Kiwix included both an installable and portable edition on our test PC. We ran the portable version, agreed to download the list of available content, and clicking "Get new files" then displayed our various options.
The key file here was "Wikipedia", a 9.68GB download containing all the site’s English language articles (some 3.87 million, in total). There are also more selective editions, though -- the "45,000 best articles", or "6000 Wikipedia articles for school children" -- along with extras like Wikivoyage ("The free worldwide travel guide") and more.
Whatever file you choose can be downloaded in a click, and displayed with another, at which point you’re able to browse it just like regular Wikipedia. Run a search, or browse the index; click a link, and the relevant article appears, complete with images, ready for reading.
One problem here is these offline editions are a little out of date.
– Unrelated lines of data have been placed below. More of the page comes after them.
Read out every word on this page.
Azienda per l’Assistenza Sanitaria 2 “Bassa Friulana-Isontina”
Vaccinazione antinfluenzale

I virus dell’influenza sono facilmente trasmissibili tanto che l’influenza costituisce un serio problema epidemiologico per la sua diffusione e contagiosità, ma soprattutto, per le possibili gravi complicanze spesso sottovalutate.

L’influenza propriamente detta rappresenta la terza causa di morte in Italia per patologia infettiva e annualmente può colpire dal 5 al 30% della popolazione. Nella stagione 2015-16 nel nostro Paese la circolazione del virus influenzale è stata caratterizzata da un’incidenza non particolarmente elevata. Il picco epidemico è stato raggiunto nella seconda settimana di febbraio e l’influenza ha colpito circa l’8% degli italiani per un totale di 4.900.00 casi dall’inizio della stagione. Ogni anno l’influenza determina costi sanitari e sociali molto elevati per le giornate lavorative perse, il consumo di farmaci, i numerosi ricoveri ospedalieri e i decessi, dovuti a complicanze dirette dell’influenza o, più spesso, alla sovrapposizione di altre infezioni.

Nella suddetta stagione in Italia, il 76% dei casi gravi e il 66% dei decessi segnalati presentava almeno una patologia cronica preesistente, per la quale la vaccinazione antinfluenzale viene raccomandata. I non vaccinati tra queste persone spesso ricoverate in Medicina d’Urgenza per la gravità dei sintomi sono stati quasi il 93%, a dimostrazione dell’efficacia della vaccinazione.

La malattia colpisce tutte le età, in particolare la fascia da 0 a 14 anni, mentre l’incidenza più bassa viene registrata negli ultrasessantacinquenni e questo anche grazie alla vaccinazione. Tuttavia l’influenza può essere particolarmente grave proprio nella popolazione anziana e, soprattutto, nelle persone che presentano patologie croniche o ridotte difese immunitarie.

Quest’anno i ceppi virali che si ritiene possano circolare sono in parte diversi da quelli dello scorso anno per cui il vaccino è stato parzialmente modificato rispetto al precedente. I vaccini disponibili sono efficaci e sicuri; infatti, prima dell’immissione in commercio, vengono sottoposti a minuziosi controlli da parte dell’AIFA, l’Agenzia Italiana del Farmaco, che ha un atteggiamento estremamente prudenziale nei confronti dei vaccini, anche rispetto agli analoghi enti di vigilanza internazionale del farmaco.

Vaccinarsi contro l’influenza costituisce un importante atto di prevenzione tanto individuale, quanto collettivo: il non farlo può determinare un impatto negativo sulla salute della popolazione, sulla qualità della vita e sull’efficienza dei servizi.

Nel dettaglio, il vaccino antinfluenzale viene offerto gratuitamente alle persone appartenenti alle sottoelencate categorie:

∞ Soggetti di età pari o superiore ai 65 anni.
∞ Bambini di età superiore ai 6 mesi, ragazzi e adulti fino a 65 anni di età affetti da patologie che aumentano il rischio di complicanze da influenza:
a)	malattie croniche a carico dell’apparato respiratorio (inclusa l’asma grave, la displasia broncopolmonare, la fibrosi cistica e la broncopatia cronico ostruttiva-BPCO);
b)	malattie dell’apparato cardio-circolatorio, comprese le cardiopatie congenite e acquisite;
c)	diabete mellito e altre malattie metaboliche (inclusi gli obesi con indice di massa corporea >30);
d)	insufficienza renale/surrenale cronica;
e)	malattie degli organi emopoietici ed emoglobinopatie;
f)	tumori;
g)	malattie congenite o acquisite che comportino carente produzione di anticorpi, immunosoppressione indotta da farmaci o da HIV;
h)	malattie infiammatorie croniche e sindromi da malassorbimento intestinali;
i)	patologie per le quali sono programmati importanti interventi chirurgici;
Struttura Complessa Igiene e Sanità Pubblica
The major Wikipedia download is dated March 2012, for instance; that’s fine if you want to know when Renoir was born, or look up the capital of Peru, but could become an issue if you’re browsing pages on music, TV, or anything else which might see major updates on a daily basis.
We found the occasional small technical problem, too. In theory you can print articles to PDF, for instance; in practice, we found this didn’t work very well at all (at least some of the page content would generally be missing in the finished file).
Still, for all this, Kiwix does provide a simple and free way to access and search Wikipedia content offline. Go take a look.